Logo des Graduiertenkolleg Geschlecht als Erfahrung
Campus der Universität Bielefeld
© Universität Bielefeld

Abstracts

Ivo Zender
Das Erleben von Transgeschlechtlichkeit im Text. Fiktionale trans* Literatur der Gegenwart

In meinem Konferenzbeitrag werde ich mein Dissertationsprojekt zu fiktionaler trans* Literatur der Gegenwart vorstellen. Das Projekt ist an der Schnittstelle zwischen komparatistischer Literaturwissenschaft und den Gender -, Queer - und Trans Studies verortet. Die Dissertation untersucht den Zusammenhang zwischen der Erzählform des Fiktionalen und transgeschlechtlichen Subjektivitäten. Der Fokus liegt dabei auf der Analyse literarischer Strategien und narrativer Mechanismen, die von trans* Autor_innen verwendet werden, um die narrative, gesellschaftliche und geschlechtstheoretische Konstruktion von Transgeschlechtlichkeit zu kommentieren und zu verhandeln. Vor dem Hintergrund einer jahrzehntelangen Dominanz der Autobiografie zur Erzählung transgeschlechtlicher Erfahrung und der seit den 2010er allmählich einsetzenden Veröffentlichung fiktionaler Werke von trans* Autor_innen verfolgt die Dissertation das Ziel, die neu entstehenden fiktionalen in Abgrenzung zu den traditionell autobiografischen Schreibweisen von trans* Autor_innen zu erforschen.

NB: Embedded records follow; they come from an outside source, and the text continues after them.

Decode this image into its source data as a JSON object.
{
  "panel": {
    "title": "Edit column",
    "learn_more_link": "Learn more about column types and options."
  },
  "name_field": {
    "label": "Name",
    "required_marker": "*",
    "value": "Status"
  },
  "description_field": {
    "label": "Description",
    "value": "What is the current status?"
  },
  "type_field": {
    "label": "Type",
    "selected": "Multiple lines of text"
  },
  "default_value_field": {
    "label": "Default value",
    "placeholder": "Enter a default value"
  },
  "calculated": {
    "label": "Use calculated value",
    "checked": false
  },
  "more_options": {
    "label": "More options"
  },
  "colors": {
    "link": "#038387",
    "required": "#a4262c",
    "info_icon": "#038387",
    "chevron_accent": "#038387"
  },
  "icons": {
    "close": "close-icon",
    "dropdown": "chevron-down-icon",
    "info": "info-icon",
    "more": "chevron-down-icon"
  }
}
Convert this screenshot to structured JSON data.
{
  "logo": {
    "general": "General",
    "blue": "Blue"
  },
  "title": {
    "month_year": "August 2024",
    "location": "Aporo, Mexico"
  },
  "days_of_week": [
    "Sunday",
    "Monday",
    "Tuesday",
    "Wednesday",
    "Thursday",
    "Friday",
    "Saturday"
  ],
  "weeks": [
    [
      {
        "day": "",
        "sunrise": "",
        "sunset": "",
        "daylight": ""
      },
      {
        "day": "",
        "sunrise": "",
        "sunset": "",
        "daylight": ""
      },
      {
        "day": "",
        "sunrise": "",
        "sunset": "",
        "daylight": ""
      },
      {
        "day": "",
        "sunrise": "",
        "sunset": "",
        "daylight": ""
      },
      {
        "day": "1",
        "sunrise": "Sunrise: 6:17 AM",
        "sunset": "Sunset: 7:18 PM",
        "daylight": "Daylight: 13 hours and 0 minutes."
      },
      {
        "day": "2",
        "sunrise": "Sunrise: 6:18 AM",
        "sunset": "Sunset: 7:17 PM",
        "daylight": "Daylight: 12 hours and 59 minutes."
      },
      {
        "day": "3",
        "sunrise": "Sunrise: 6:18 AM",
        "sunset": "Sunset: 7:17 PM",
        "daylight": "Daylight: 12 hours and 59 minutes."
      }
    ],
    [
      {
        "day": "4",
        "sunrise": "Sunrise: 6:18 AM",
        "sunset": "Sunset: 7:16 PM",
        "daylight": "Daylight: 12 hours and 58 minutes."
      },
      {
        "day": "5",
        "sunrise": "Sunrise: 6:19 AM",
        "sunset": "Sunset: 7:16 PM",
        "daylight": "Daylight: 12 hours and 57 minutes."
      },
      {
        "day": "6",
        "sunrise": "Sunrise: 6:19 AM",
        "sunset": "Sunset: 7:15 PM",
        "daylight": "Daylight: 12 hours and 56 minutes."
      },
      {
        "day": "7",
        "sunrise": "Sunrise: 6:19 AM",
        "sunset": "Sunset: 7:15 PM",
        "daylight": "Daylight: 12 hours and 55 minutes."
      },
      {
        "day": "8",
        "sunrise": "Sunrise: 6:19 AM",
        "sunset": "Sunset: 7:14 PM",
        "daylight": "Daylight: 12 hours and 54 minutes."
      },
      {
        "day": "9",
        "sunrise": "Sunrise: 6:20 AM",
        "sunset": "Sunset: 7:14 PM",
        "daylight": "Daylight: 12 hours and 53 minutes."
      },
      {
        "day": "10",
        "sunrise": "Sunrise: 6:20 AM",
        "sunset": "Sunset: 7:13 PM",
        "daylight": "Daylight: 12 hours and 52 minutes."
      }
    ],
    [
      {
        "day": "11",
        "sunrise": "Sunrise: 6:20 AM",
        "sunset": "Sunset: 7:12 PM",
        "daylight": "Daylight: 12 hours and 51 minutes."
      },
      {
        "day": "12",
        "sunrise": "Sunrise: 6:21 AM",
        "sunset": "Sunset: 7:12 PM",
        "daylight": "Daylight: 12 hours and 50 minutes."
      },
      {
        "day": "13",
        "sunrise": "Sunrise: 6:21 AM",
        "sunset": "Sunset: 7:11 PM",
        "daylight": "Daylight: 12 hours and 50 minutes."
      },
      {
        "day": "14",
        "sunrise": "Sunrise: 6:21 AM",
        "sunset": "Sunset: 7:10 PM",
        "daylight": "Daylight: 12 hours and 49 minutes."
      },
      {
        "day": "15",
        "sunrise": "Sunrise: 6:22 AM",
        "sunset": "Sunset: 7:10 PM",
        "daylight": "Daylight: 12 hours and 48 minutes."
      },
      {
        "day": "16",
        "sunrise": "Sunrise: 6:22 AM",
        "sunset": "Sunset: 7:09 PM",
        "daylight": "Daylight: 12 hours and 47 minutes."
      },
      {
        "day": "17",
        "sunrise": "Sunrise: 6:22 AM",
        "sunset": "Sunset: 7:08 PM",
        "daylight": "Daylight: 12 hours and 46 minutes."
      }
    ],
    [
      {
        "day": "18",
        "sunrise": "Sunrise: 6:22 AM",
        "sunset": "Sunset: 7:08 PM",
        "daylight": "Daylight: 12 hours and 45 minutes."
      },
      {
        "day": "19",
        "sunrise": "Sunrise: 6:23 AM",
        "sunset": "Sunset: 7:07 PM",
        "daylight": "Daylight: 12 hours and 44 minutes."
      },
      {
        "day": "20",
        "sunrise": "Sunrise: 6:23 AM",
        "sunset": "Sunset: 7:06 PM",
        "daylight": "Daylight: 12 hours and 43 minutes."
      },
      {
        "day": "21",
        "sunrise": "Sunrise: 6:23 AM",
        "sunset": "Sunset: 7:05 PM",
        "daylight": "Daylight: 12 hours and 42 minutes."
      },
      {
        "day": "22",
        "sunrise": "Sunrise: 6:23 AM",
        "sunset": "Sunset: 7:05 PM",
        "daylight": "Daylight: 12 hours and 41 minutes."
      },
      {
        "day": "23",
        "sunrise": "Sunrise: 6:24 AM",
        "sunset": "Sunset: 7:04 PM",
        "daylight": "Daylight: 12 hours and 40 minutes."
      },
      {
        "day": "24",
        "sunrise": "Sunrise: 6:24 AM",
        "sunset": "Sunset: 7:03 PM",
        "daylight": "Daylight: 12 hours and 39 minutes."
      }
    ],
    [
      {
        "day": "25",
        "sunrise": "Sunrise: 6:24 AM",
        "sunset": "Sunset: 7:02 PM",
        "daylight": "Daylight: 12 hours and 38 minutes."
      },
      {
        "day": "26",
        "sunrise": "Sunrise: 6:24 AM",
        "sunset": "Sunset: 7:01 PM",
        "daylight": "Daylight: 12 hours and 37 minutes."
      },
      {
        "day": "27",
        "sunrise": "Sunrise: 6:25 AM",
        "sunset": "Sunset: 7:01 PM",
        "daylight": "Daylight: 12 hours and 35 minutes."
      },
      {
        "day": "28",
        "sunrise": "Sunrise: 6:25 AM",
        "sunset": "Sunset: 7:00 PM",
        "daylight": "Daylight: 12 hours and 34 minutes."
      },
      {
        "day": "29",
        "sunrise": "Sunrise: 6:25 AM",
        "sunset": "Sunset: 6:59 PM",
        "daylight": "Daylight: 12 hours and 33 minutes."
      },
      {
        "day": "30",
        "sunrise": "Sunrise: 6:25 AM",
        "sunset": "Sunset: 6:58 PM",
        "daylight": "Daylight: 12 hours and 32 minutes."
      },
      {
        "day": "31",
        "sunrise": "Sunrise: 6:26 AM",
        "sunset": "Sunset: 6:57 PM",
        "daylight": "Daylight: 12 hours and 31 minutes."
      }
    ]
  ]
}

Die Methodologie orientiert sich an einer kontextualisierenden, post-klassischen Narratologie, in Anlehnung an Susan Lanser. Durch die Erforschung der Bedeutung, Funktion und den Möglichkeiten fiktionaler Schreibweisen für die Literarisierung transgeschlechtlicher Erfahrung zielt die Dissertation auch darauf ab, den Mangel an bisher existierenden transnarratologischen Analysen zu adressieren. In den Analysen werden verschiedene fiktionale Erzählformen und -verfahren wie Metafiktionalität oder die Form des Briefromans, die trans* Autor_innen in ausgewählten deutsch-, spanisch- und englischsprachigen Romanen zwischen 2017 und 2022 verwenden, analysiert. In meinem Konferenzbeitrag werde ich erste Ergebnisse dieser transnarratologischen Analyse vorstellen.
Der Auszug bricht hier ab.